If you’ve ever connected with our team, there’s a high likelihood we’ve asked you for honest, unfiltered feedback about our products and services. We seek feedback early and often from our internal team, customers, partners, and peers to ensure we’re building products that delight our customers, and if we’re not, quickly course correct. 

To get great feedback, we were excited to present at our first Tech Field Day (TFD) event, Networking Field Day 36 — a forum specifically geared towards giving networking vendors constructive feedback on their work. Meter founders Sunil and Anil Varanasi gave the TFD delegates a deeper look into our core company ambitions, our full stack architecture, and delivered live demonstrations of bringing up a Meter network from 0 to 1 and Meter Command. 

We used our time to break down common misconceptions about Meter, and showcase what we’ve built to date and where we’re heading. Read on for key highlights from the day. 

Why Meter? 

To kick things off, Anil spent time outlining why he and Sunil started Meter in the first place, and our relentless focus on delivering a modern networking solution that’s consistent, accessible, and interconnected across the entire stack. Building with network engineers like ourselves in mind, Anil shared how we’re working to streamline the disparate systems and product complexities associated with networking today, and deliver powerful and intuitive products. 

“As engineers, we didn't feel like great products were being built in networking anymore,” said Anil. “We wanted to have really great high-performing hardware, software, and combine them with operations to deliver a great product and a great service for IT and networking teams.” 

These teams are tasked with the increasingly difficult job of keeping every system and team online and productive, and we didn’t feel that the networking products of the last decade were conducive to this growing responsibility. The full-stack architecture that we deliver—from our ISP procurement, routing, switching, Wi-Fi, Cellular, and the applications and software layered on top—is purpose-built to give them ultimate control over their networks.

“We believe to build great networking, you have to do it all together. Doing it separately is not something that we found leads to incredibly great outcomes for customers,” said Anil. “That's predominantly what we've spent a decade doing… delivering great products that are fully integrated now across the entire stack.”

Hardware + Software + Operations = Great outcomes

Sunil shared how our vertical integration requires consistent and tightly integrated feedback loops across our hardware, software, and operations. This enables us to deliver great outcomes to our customers. 

“We improve our hardware and because of that, we have to make our software excellent. Once we make our software excellent, we have to make our operations great. And once we make our operations great, we take that back into our software and hardware,” said Sunil. “It's a complete loop that we maintain constantly throughout the company... it's tightly tightly integrated.” 

Across our entire stack, we’re building around four core tenants: performance, reliability, scalability, and security. Sunil took the delegates through a comprehensive overview of our technical architecture, giving insight into our data plane, control plane, virtualization layer, management plane, and application layer. At the heart of it all lies our Network Operating System (NOS), which unifies our entire technical architecture across hardware, software, firmware, APIs, and security.

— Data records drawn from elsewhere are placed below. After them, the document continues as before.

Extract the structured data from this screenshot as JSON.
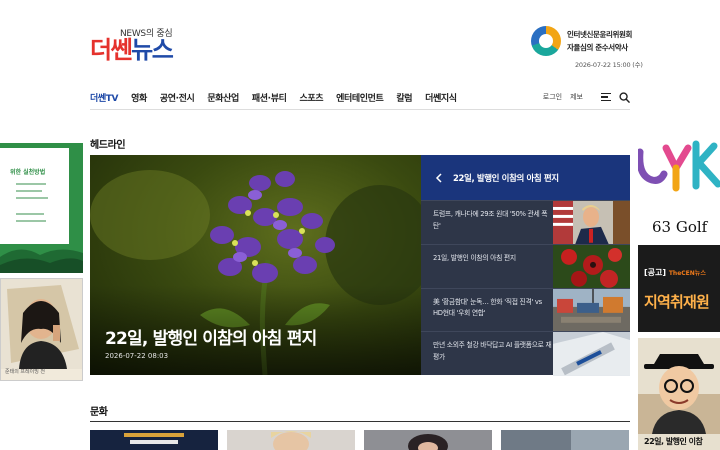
{
  "header": {
    "logo_tag": "NEWS의 중심",
    "logo_part1": "더쎈",
    "logo_part2": "뉴스",
    "ethics_line1": "인터넷신문윤리위원회",
    "ethics_line2": "자율심의 준수서약사",
    "date": "2026-07-22 15:00 (수)"
  },
  "nav": {
    "items": [
      {
        "label": "더쎈TV",
        "active": true
      },
      {
        "label": "영화"
      },
      {
        "label": "공연·전시"
      },
      {
        "label": "문화산업"
      },
      {
        "label": "패션·뷰티"
      },
      {
        "label": "스포츠"
      },
      {
        "label": "엔터테인먼트"
      },
      {
        "label": "칼럼"
      },
      {
        "label": "더쎈지식"
      }
    ],
    "login": "로그인",
    "report": "제보"
  },
  "headline": {
    "section_title": "헤드라인",
    "main_title": "22일, 발행인 이참의 아침 편지",
    "main_date": "2026-07-22 08:03",
    "side_title": "22일, 발행인 이참의 아침 편지",
    "side_items": [
      {
        "text": "트럼프, 캐나다에 29조 원대 '50% 관세 폭탄'",
        "thumb": "trump"
      },
      {
        "text": "21일, 발행인 이참의 아침 편지",
        "thumb": "flowers"
      },
      {
        "text": "美 '황금함대' 눈독… 한화 '직접 진격' vs HD현대 '우회 연합'",
        "thumb": "shipyard"
      },
      {
        "text": "만년 소외주 철강 바닥답고 AI 플랫폼으로 재평가",
        "thumb": "posco"
      }
    ]
  },
  "culture": {
    "section_title": "문화"
  },
  "ads": {
    "left_top_title": "위한 실천방법",
    "left_bottom_caption": "준태의 프레이밍 전",
    "right_top_text": "63 Golf",
    "right_mid_notice": "[공고]",
    "right_mid_brand": "TheCEN뉴스",
    "right_mid_big": "지역취재원",
    "right_bottom_caption": "22일, 발행인 이참"
  },
  "colors": {
    "brand_red": "#e5322d",
    "brand_blue": "#1f4aa8",
    "panel_bg": "#2e3648",
    "panel_head": "#1a357c"
  }
}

“When I talk about operational efficiency and rapid innovation, how do we achieve that?” posed Sunil. “We do that with our network operating system. It's a unified image that's built for all of our platforms, and we designed it to make sure the network is up and running at all times.”

Our NOS is not just firmware for individual devices and hardware, it’s firmware for your networks, and it’s managed through a single pane of glass. Sunil showed how NOS allows us to continuously deliver new software and purpose-built hardware, gain fast and effective feedback, deploy advanced automation, depreciate older technology, and finally, build powerful new tools like Meter Command.

Incentives matter

When setting out to build Meter, one thing was abundantly clear: the industry didn’t need another point solution. Instead, we wanted to build an incredibly performant, reliable, and secure networking solution that’s delivered as-a-service, with zero upfront costs or licensing fees. Sunil and Anil showcased how this structure ensures our incentives are tightly aligned with our customers’ — because we’re taking on the capital risk, we’re on the hook for providing great products and services that continue to delight our customers and earn their business. We’re not looking to sell a box of hardware at a steep margin. We want to sell great networks that enable networking and IT professionals to uplevel their own workflows, and in turn, the operating capacity of their entire organization. 

“You're never going to hear us say ‘world's first’ for anything. We don't intend to be at all. We just want to build great products,” said Anil. “The incentives here matter on vertical integration. Our customers are happy and continue to be with us and pay us if our products and services work really well. We are not selling a bunch of hardware and then washing our hands.”

We’re certainly not the first networking company, but with continued feedback and alignment from our customers, partners, internal teams, and community, we hope to be the last ever built.